How did cats conquer the world?

Adult tabby cat

The beautiful cat that is now resting peacefully on our sofa, the one that looks at us with those eyes so sweet and tender that you want to eat them with kisses, and that starts to purr every time we caress its back or its little head, He has ancestors who traveled on Viking ships.

And not only that, but although until now it was believed that felis catus They had left Egypt to divide the rest of the world in a single expansion, in reality it was not like that. Discover how cats conquered the world.

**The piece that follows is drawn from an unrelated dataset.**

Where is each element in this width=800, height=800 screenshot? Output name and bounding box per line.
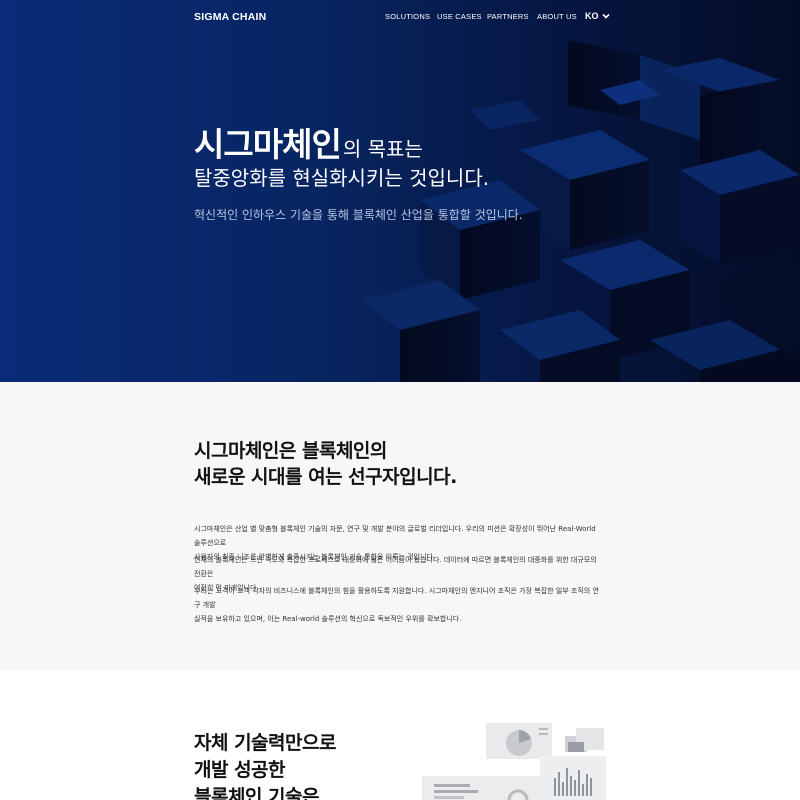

Thanks to the drop in the cost of DNA analysis, researchers can learn more details about the past of these magnificent and enigmatic animals. Thus, the geneticist Eva-Maria Geigl, from the Jacqued Monod Institute in Paris, carried out a surprising study, in which it is revealed that the little cats accompanied the Vikings and merchants in their boats to, thus, reach other parts of the world and, incidentally, take a walk by the ocean, something that was completely unknown to them until then.

Geigl and his team, analyzed the mitochondrial DNA - which is passed from mother to child unchanged - from 209 domestic cats from 30 archaeological sites in Europe, Africa and the Middle East. These animals span human history from the creation of agriculture to the 18th century.

Adult cat outdoors

The result must have surprised them as much as it surely will surprise you: the cats divided the world in two waves. The first occurred when agriculture appeared in eastern Turkey and the Mediterranean, where the ancestors of domestic cats live.. It is suspected that the grain attracted rodents, and these in turn attracted cats, which began to be viewed favorably by farmers.

The second expansion occurred several thousand years later, in Bulgaria, Turkey, and sub-Saharan Africa, between the fourth centuries BC. C. and fourth d. C. By then the sailors probably had already seen the cat, the companion they so badly needed to keep rodents at bay. In fact, a cat with Egyptian mitochondrial DNA was found at a Viking site in northern Germany, dating to between 700 and 1000 AD.

Thus, the domestication of the cat did not occur 4000 years ago as was believed, but at least it does 6000 years.